How do you keep scoring fair across multiple reviewers?
Calibrate. Have every reviewer independently score the same two or three sample answers, then compare. Where you disagree by more than a point, talk it out and tighten the wording of the anchor until you would land in the same place. Disagreement is information, not a tie to break.
Should AI score the interview for you?
AI is good at the parts around the decision: transcribing answers, organizing them, flagging where a response matches your criteria. It should not be the thing that decides who advances. A person reading against the rubric makes the call, both because judgment does not transfer well to a model and because a human-made decision is the defensible one.

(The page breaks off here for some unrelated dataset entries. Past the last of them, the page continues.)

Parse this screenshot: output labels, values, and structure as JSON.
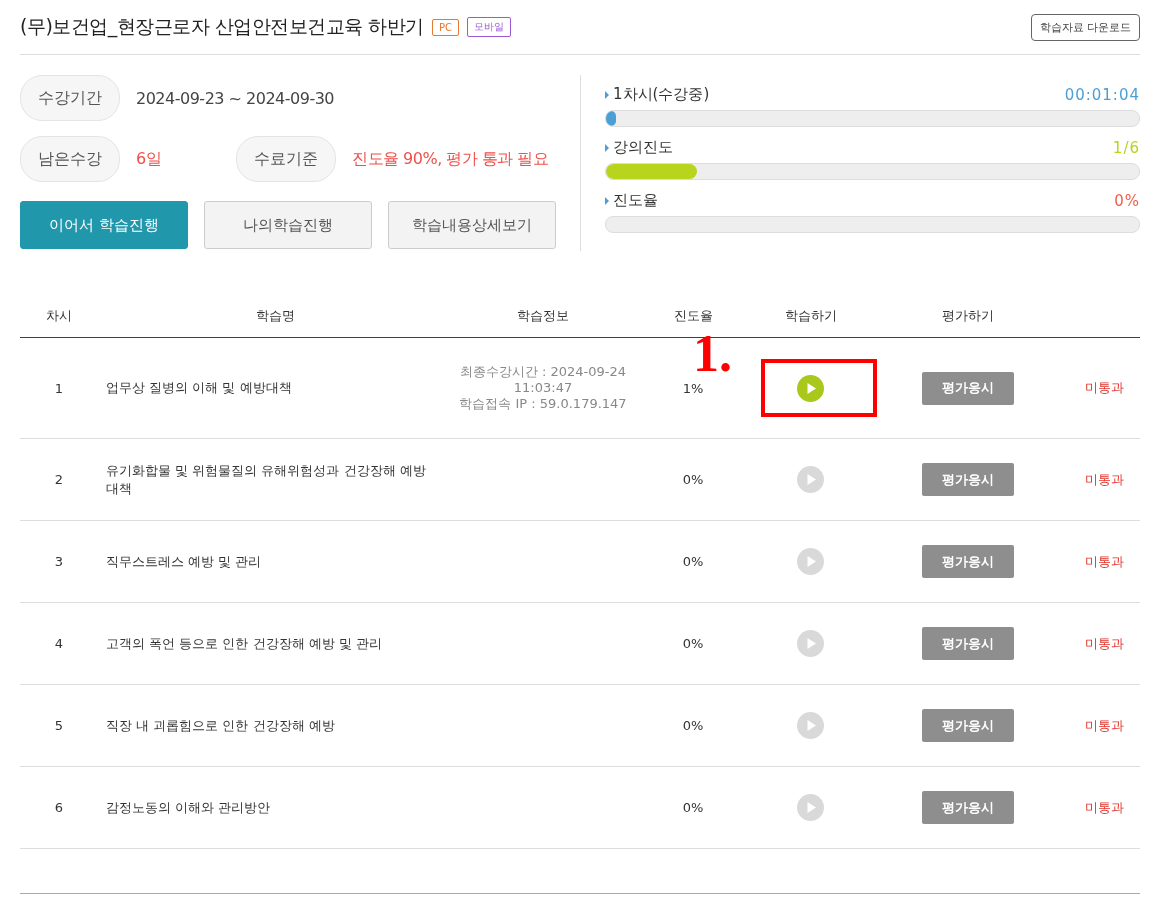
{
  "header": {
    "title": "(무)보건업_현장근로자 산업안전보건교육 하반기",
    "badges": [
      {
        "label": "PC",
        "color": "#e8782c"
      },
      {
        "label": "모바일",
        "color": "#9b59d6"
      }
    ],
    "download_button": "학습자료 다운로드"
  },
  "info": [
    {
      "label": "수강기간",
      "value": "2024-09-23 ~ 2024-09-30",
      "kind": "plain"
    },
    {
      "label": "남은수강",
      "value": "6일",
      "kind": "alert"
    },
    {
      "label": "수료기준",
      "value": "진도율 90%, 평가 통과 필요",
      "kind": "alert"
    }
  ],
  "actions": [
    {
      "label": "이어서 학습진행",
      "primary": true
    },
    {
      "label": "나의학습진행",
      "primary": false
    },
    {
      "label": "학습내용상세보기",
      "primary": false
    }
  ],
  "meters": [
    {
      "label": "1차시(수강중)",
      "reading": "00:01:04",
      "level": 0.01,
      "color": "#4aa0d5"
    },
    {
      "label": "강의진도",
      "reading": "1/6",
      "level": 0.17,
      "color": "#b8d41c"
    },
    {
      "label": "진도율",
      "reading": "0%",
      "level": 0,
      "color": "#f0604a"
    }
  ],
  "table": {
    "columns": [
      "차시",
      "학습명",
      "학습정보",
      "진도율",
      "학습하기",
      "평가하기"
    ],
    "rows": [
      {
        "no": "1",
        "title": "업무상 질병의 이해 및 예방대책",
        "info": [
          "최종수강시간 : 2024-09-24",
          "11:03:47",
          "학습접속 IP : 59.0.179.147"
        ],
        "progress": "1%",
        "active": true,
        "exam": "평가응시",
        "result": "미통과"
      },
      {
        "no": "2",
        "title": "유기화합물 및 위험물질의 유해위험성과 건강장해 예방대책",
        "info": [],
        "progress": "0%",
        "active": false,
        "exam": "평가응시",
        "result": "미통과"
      },
      {
        "no": "3",
        "title": "직무스트레스 예방 및 관리",
        "info": [],
        "progress": "0%",
        "active": false,
        "exam": "평가응시",
        "result": "미통과"
      },
      {
        "no": "4",
        "title": "고객의 폭언 등으로 인한 건강장해 예방 및 관리",
        "info": [],
        "progress": "0%",
        "active": false,
        "exam": "평가응시",
        "result": "미통과"
      },
      {
        "no": "5",
        "title": "직장 내 괴롭힘으로 인한 건강장해 예방",
        "info": [],
        "progress": "0%",
        "active": false,
        "exam": "평가응시",
        "result": "미통과"
      },
      {
        "no": "6",
        "title": "감정노동의 이해와 관리방안",
        "info": [],
        "progress": "0%",
        "active": false,
        "exam": "평가응시",
        "result": "미통과"
      }
    ]
  },
  "annotation": {
    "label": "1."
  }
}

How many points should an interview rating scale have?
Three or four. A 1 to 4 scale is enough to separate a weak answer from a strong one without false precision. Avoid a 1 to 10 scale: the difference between a 6 and a 7 is noise, and reviewers will not apply it consistently.
How do you make async interview scoring legally defensible?
Score everyone against the same written, job-related rubric, keep the completed scorecards, and have a human make and record the decision. A consistent process tied to the job is the core of the business-necessity defense if a hiring decision is ever challenged.